User-Agent string should be a contextual attribute that Experimentation Lab client libraries can populate when requested.
When we start managing contextual attributes via xLab rather than stream configs, it will be easy to turn UA collection on/off, without it being strongly coupled to the stream config.
Context
Some thoughts by @Ottomata:
In T382173: Enable Event Platform streams to opt out of collecting User-Agent data, we added a producers.eventgate.enrich_fields_from_http_headers stream config setting. This setting instructs eventgate to enrich event data with HTTP request headers before producing the event.
This will be useful especially in cases where the header values are not available to the client (e.g. set by the server side CDN).
However, in cases where the data is available to the client, there are several reasons and advantages to configurably set the data in the event on the client side instead of server side (eventgate).

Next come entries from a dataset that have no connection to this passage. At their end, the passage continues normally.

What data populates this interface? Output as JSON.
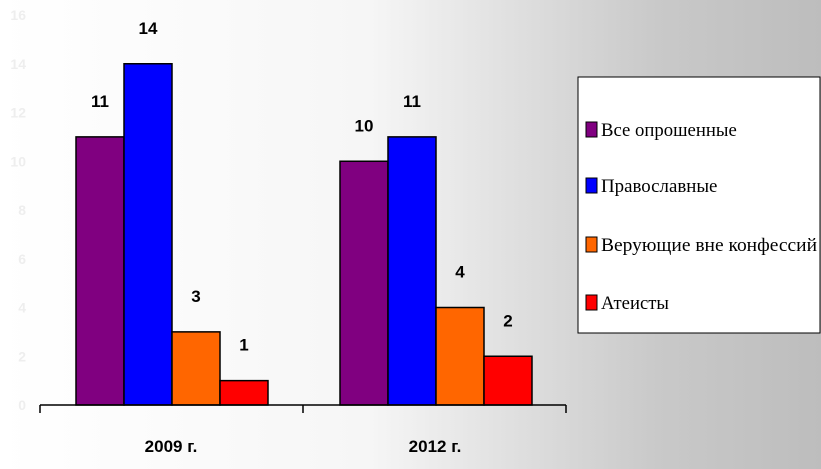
{
  "chart_data": {
    "type": "bar",
    "categories": [
      "2009 г.",
      "2012 г."
    ],
    "series": [
      {
        "name": "Все опрошенные",
        "values": [
          11,
          10
        ],
        "color": "#800080"
      },
      {
        "name": "Православные",
        "values": [
          14,
          11
        ],
        "color": "#0000ff"
      },
      {
        "name": "Верующие вне конфессий",
        "values": [
          3,
          4
        ],
        "color": "#ff6600"
      },
      {
        "name": "Атеисты",
        "values": [
          1,
          2
        ],
        "color": "#ff0000"
      }
    ],
    "ylim": [
      0,
      16
    ],
    "yticks": [
      0,
      2,
      4,
      6,
      8,
      10,
      12,
      14,
      16
    ],
    "legend_position": "right",
    "grid": false
  }
}
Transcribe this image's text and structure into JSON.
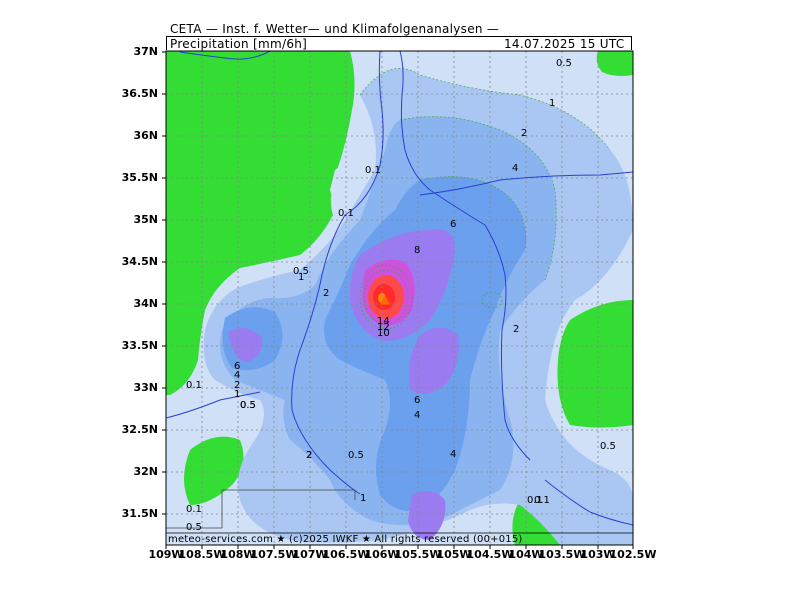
{
  "header": {
    "line1": "CETA — Inst. f. Wetter— und Klimafolgenanalysen —",
    "line2_left": "Precipitation [mm/6h]",
    "line2_right": "14.07.2025 15 UTC"
  },
  "footer": "meteo-services.com ★ (c)2025 IWKF ★ All rights reserved (00+015)",
  "axes": {
    "lat_labels": [
      "37N",
      "36.5N",
      "36N",
      "35.5N",
      "35N",
      "34.5N",
      "34N",
      "33.5N",
      "33N",
      "32.5N",
      "32N",
      "31.5N"
    ],
    "lon_labels": [
      "109W",
      "108.5W",
      "108W",
      "107.5W",
      "107W",
      "106.5W",
      "106W",
      "105.5W",
      "105W",
      "104.5W",
      "104W",
      "103.5W",
      "103W",
      "102.5W"
    ],
    "lat_range": [
      31.25,
      37.0
    ],
    "lon_range": [
      -109.0,
      -102.5
    ]
  },
  "contour_labels": [
    "0.5",
    "1",
    "2",
    "4",
    "6",
    "8",
    "10",
    "12",
    "14",
    "0.1",
    "0.5",
    "1",
    "2",
    "0.1",
    "0.1",
    "2",
    "0.5",
    "2",
    "6",
    "4",
    "0.1",
    "0.5",
    "2",
    "4",
    "1",
    "0.5",
    "0.1",
    "0.5",
    "0.1",
    "6",
    "4",
    "2",
    "1",
    "0.5"
  ],
  "colors": {
    "green": "#33dd33",
    "light_blue": "#cfe0f7",
    "blue1": "#a9c7f2",
    "blue2": "#8ab4f0",
    "blue3": "#6aa0ee",
    "purple": "#9a7cf0",
    "magenta": "#d050e0",
    "red": "#ff2a2a",
    "orange": "#ff8c00"
  }
}
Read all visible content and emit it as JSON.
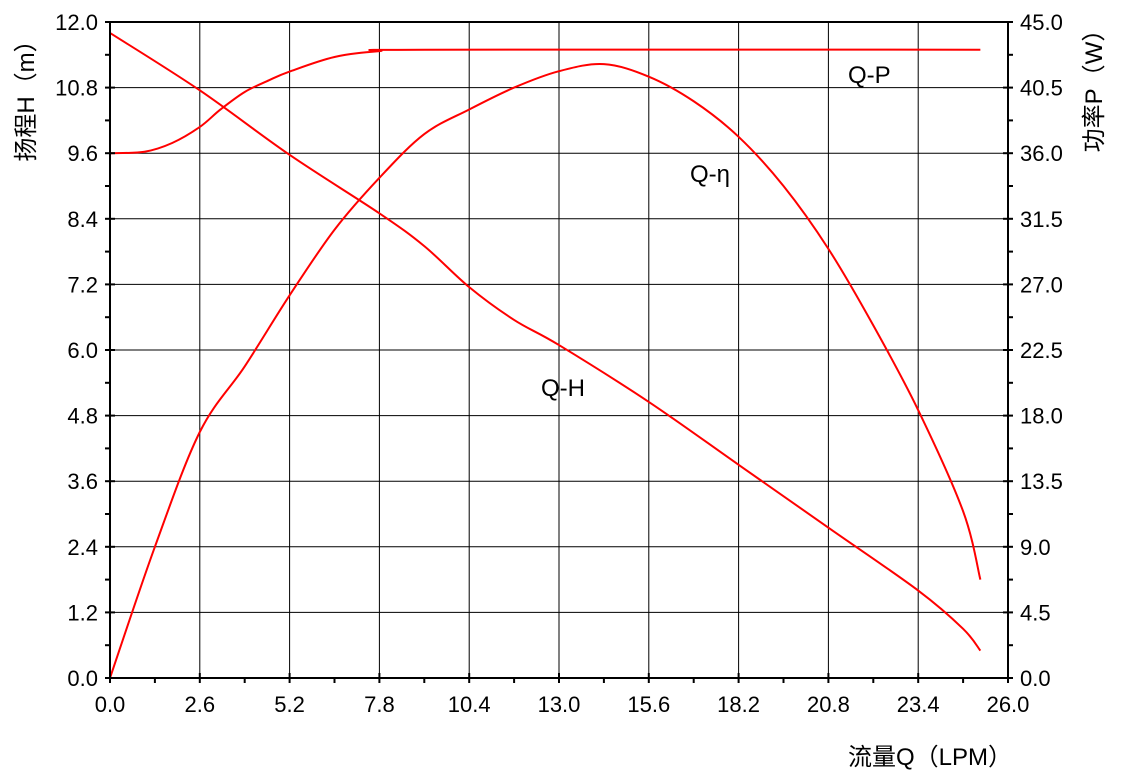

- eventgate is agnostic to the semantics of the events it produces. It is not 'wiki aware'. It requests global stream config from https://meta.wikimedia.org/w/api.php?action=streamconfigs. If there are per wiki settings (via per-wiki overrides in mediawiki-config), those settings will only be available from the wiki's api endpoint, e.g https://en.wikipedia.org/w/api.php?action=streamconfigs. MediaWiki clients have this per-wiki configuration automatically available to them.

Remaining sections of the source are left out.